Jean-Pierre Bourguignon:

During my time we have signed agreements with China, with India, with Brazil, with Australia, with Japan, so of course, these are countries which worldwide play a very critical role. I should also mention South Africa with which we have also developed a very interesting collaboration. Still, we want for the future to actually have more tools. For example, for the moment, the tools we have are only the ones I describe – namely visits by scientists from these places to visit ERC teams. We hope that in the next framework programmes, some more agility will be given to the scientific council, and having the possibility to also accompany researchers from our teams who want to visit abroad. One of the very simple principles of international collaboration is typically reciprocity – that is what you make possible in one direction should be possible in the other direction. For the moment, as you heard, the only possibility is people from these countries to come and visit Europe. We would like also to help and accompany researchers from Europe who have got the ERC contracts to also be helped when they want to visit researchers from other countries outside Europe.
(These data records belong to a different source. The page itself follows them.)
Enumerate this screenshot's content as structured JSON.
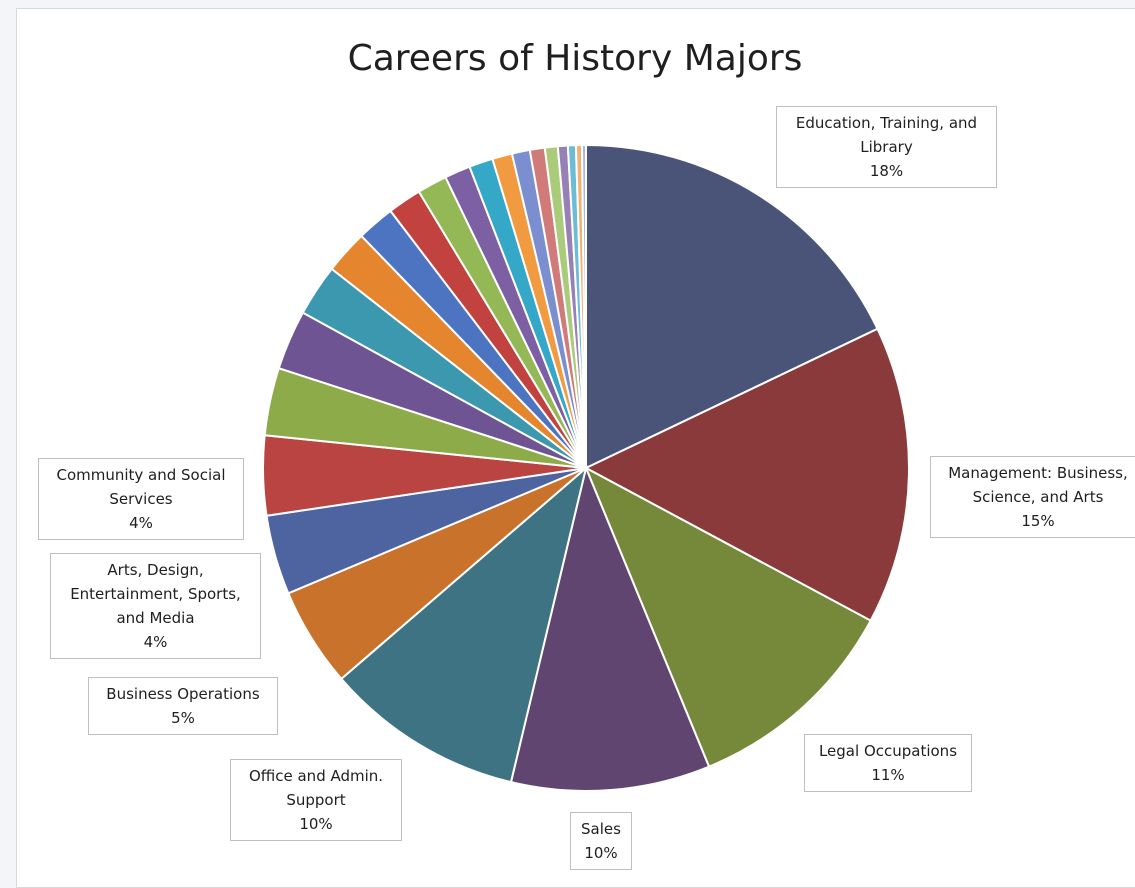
{
  "chart_data": {
    "type": "pie",
    "title": "Careers of History Majors",
    "slices": [
      {
        "label_lines": [
          "Education, Training, and",
          "Library"
        ],
        "value_label": "18%",
        "value": 18,
        "color": "#4a5478"
      },
      {
        "label_lines": [
          "Management: Business,",
          "Science, and Arts"
        ],
        "value_label": "15%",
        "value": 15,
        "color": "#8a3a3a"
      },
      {
        "label_lines": [
          "Legal Occupations"
        ],
        "value_label": "11%",
        "value": 11,
        "color": "#76893b"
      },
      {
        "label_lines": [
          "Sales"
        ],
        "value_label": "10%",
        "value": 10,
        "color": "#604570"
      },
      {
        "label_lines": [
          "Office and Admin.",
          "Support"
        ],
        "value_label": "10%",
        "value": 10,
        "color": "#3d7382"
      },
      {
        "label_lines": [
          "Business Operations"
        ],
        "value_label": "5%",
        "value": 5,
        "color": "#c9722c"
      },
      {
        "label_lines": [
          "Arts, Design,",
          "Entertainment, Sports,",
          "and Media"
        ],
        "value_label": "4%",
        "value": 4,
        "color": "#4e64a0"
      },
      {
        "label_lines": [
          "Community and Social",
          "Services"
        ],
        "value_label": "4%",
        "value": 4,
        "color": "#b94442"
      },
      {
        "label_lines": [],
        "value_label": "",
        "value": 3.4,
        "color": "#8eab4a"
      },
      {
        "label_lines": [],
        "value_label": "",
        "value": 3.0,
        "color": "#6e5492"
      },
      {
        "label_lines": [],
        "value_label": "",
        "value": 2.6,
        "color": "#3b98af"
      },
      {
        "label_lines": [],
        "value_label": "",
        "value": 2.2,
        "color": "#e5862e"
      },
      {
        "label_lines": [],
        "value_label": "",
        "value": 1.9,
        "color": "#4d74c1"
      },
      {
        "label_lines": [],
        "value_label": "",
        "value": 1.7,
        "color": "#c1423f"
      },
      {
        "label_lines": [],
        "value_label": "",
        "value": 1.5,
        "color": "#94b856"
      },
      {
        "label_lines": [],
        "value_label": "",
        "value": 1.3,
        "color": "#7d5fa4"
      },
      {
        "label_lines": [],
        "value_label": "",
        "value": 1.2,
        "color": "#35a8c8"
      },
      {
        "label_lines": [],
        "value_label": "",
        "value": 1.0,
        "color": "#f29a40"
      },
      {
        "label_lines": [],
        "value_label": "",
        "value": 0.9,
        "color": "#7b8fd0"
      },
      {
        "label_lines": [],
        "value_label": "",
        "value": 0.75,
        "color": "#d07b79"
      },
      {
        "label_lines": [],
        "value_label": "",
        "value": 0.65,
        "color": "#aacb7a"
      },
      {
        "label_lines": [],
        "value_label": "",
        "value": 0.5,
        "color": "#9680b6"
      },
      {
        "label_lines": [],
        "value_label": "",
        "value": 0.4,
        "color": "#6cbcd6"
      },
      {
        "label_lines": [],
        "value_label": "",
        "value": 0.3,
        "color": "#f2b073"
      },
      {
        "label_lines": [],
        "value_label": "",
        "value": 0.2,
        "color": "#a7b6e0"
      }
    ]
  }
}
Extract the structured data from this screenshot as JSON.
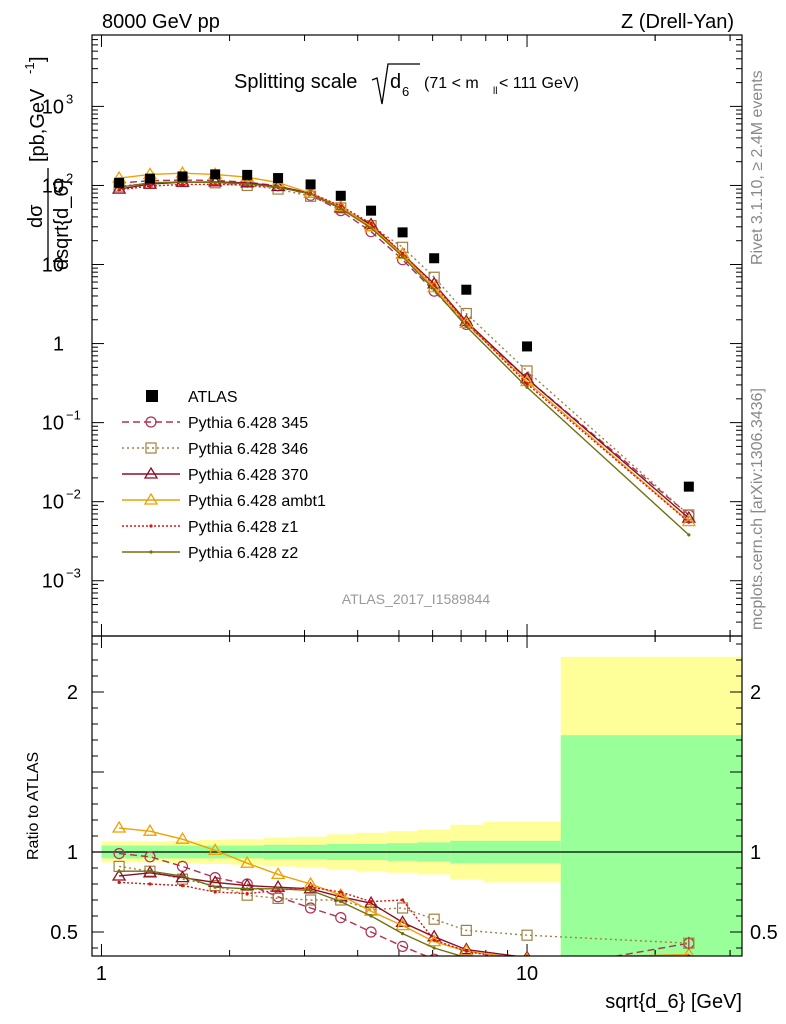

Something we reintroduced very recently are the so-called Synergy calls, so it’s a different call from the other ones. They are really for individual principal investigators, as we name them. In the case of Synergy, it’s really to encourage more ambitious, more global projects with two, three or four PIs (principal investigators). Of course, the idea is not to create a consortium. It’s really the idea that people come up with a truly challenging scientific problem they want to address, and we call it Synergy because we want them to really convince us that they are really the right group of people to tackle this. So in particular, we see this as a very specific place where interdisciplinary work can be developed. So, in a sense we wanted to create such a space where really people who need resources and skills and knowledge, expertise from different fields, can come together to tackle a very well-identified problem and to do that together. And so, this has been we have run only one such call so far for the year 2018. We just published the results. So, 27 projects have been supported. I didn’t mention globally the number of projects we have supported – we are typically at 9,000 projects overall supported – but the Synergy project is for very interesting new challenges. So, this is another dimension that ERC and the scientific council wants to tackle – that is to acknowledge the great importance for the future development of research of interdisciplinary work, that people need to learn how to work together but the way we do it is again under the very strict bottom-up philosophy. We just want people to come up to us, come forward with ambitious projects and very challenging problems they want to tackle and to try and convince the evaluators that they are the right people to do that and that they have assembled really the people who can do that in the best possible way. So, this dimension of Synergy is also that we want to be sure that Europe is the leader to tackle some of the most challenging scientific problems.